Overall: The text is quite readable and the history contained therein is often fascinating and sometimes mundane, perhaps a reversal of history as it actually occurs but certainly a favorable way to relay it as a text. Tacitus steps out from behind the writing at times, and the way he understands his role as an historian is important to understanding what he conveys, and how. As a text, this edition lacks maps and could use a directory. Since Tacitus jumps around the several fronts of the Roman Empire, some kind of historical atlas would have been helpful.
The Annals: The Annals detail the years of the Roman Empire from the death of Augustus, through Tiberius, Gaius, Claudius, and nearly to the end of the reign of Nero. While I cannot speak to the accuracy or spirit of the text as taken from the Latin, I found this translation to be highly accessible and immensely interesting. I admittedly have no basis for comparison from other volumes of Tacitus, so we will leave it at that I thoroughly enjoyed the examination of how a historian's portrayal influences the history about which he writes. Tacitus, for example, lived through the reign of Nero, and has a particularly unfavorable opinion of him--this is clearly conveyed in The Annals, and has likely influenced the extraordinarily negative legacy still carried by that emperor almost 2 millennia later.

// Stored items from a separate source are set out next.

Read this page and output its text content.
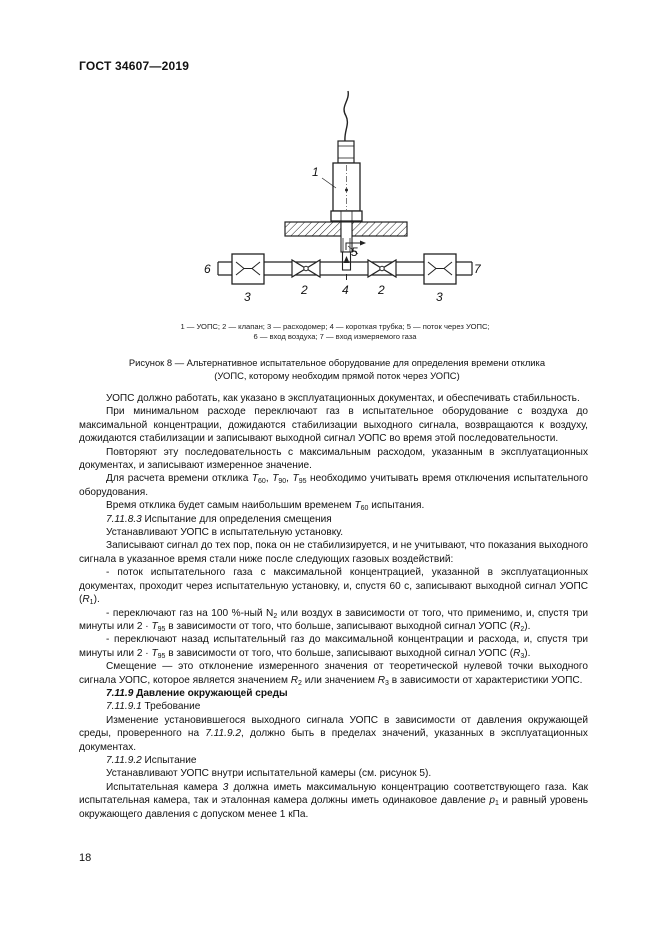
ГОСТ 34607—2019
1
5
6	7
3	2	4 2	3
1 — УОПС; 2 — клапан; 3 — расходомер; 4 — короткая трубка; 5 — поток через УОПС;
6 — вход воздуха; 7 — вход измеряемого газа
Рисунок 8 — Альтернативное испытательное оборудование для определения времени отклика
(УОПС, которому необходим прямой поток через УОПС)

УОПС должно работать, как указано в эксплуатационных документах, и обеспечивать стабильность.

При минимальном расходе переключают газ в испытательное оборудование с воздуха до максимальной концентрации, дожидаются стабилизации выходного сигнала, возвращаются к воздуху, дожидаются стабилизации и записывают выходной сигнал УОПС во время этой последовательности.

Повторяют эту последовательность с максимальным расходом, указанным в эксплуатационных документах, и записывают измеренное значение.

Для расчета времени отклика $T_{60}$, $T_{90}$, $T_{95}$ необходимо учитывать время отключения испытательного оборудования.

Время отклика будет самым наибольшим временем $T_{60}$ испытания.

7.11.8.3 Испытание для определения смещения

Устанавливают УОПС в испытательную установку.

Записывают сигнал до тех пор, пока он не стабилизируется, и не учитывают, что показания выходного сигнала в указанное время стали ниже после следующих газовых воздействий:

- поток испытательного газа с максимальной концентрацией, указанной в эксплуатационных документах, проходит через испытательную установку, и, спустя 60 с, записывают выходной сигнал УОПС $(R_1)$.

- переключают газ на 100 %-ный $N_2$ или воздух в зависимости от того, что применимо, и, спустя три минуты или $2 \cdot T_{95}$ в зависимости от того, что больше, записывают выходной сигнал УОПС $(R_2)$.

- переключают назад испытательный газ до максимальной концентрации и расхода, и, спустя три минуты или $2 \cdot T_{95}$ в зависимости от того, что больше, записывают выходной сигнал УОПС $(R_3)$.

Смещение — это отклонение измеренного значения от теоретической нулевой точки выходного сигнала УОПС, которое является значением $R_2$ или значением $R_3$ в зависимости от характеристики УОПС.

7.11.9 Давление окружающей среды

7.11.9.1 Требование

Изменение установившегося выходного сигнала УОПС в зависимости от давления окружающей среды, проверенного на 7.11.9.2, должно быть в пределах значений, указанных в эксплуатационных документах.

7.11.9.2 Испытание

Устанавливают УОПС внутри испытательной камеры (см. рисунок 5).

Испытательная камера 3 должна иметь максимальную концентрацию соответствующего газа. Как испытательная камера, так и эталонная камера должны иметь одинаковое давление $p_1$ и равный уровень окружающего давления с допуском менее 1 кПа.

18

Historiae: The Historiae detail the Roman empire after the death of Nero, through an intense period of 4 different emperors in A.D. 69 (Galba, Otho, Vitellius, Vespasian). The works are supposed to have covered A.D. 69-96, but only parts remain. The histories of Tacitus meld artful storytelling with historical fact, and as Moses Haades shared in the introduction, being a historian was at once an art and a science when this was written, circa 100-110 A.D.. These books (1-4, and a small part of 5) detail a spectacularly tumultuous time of civil war, with constant betrayal, chaos, mutiny, and battles between regions and ethnicities within the Roman empire. Unlike the sometimes plodding chronicling of The Annals, the account of the Year of Four Emperors contains so much action, it's often difficult to follow who is fighting whom, and on what side. The books cover many battles and other events in quick succession.
The Life of Cnaeus Julius Agricola: A quite flattering eulogistic account of the life and accolades of Agricola, Tacitus's father-in-law.
Germany And Its Tribes: Another mostly flattering account of the culture Germanic tribes from the account of this Roman historian.
Dialog on Oratory: This recount of a lively (and seemingly timeless!) debate about whether the best orators are in the past or the "present" is also a good-natured and amusing trade of witty banter among rhetorical combatants.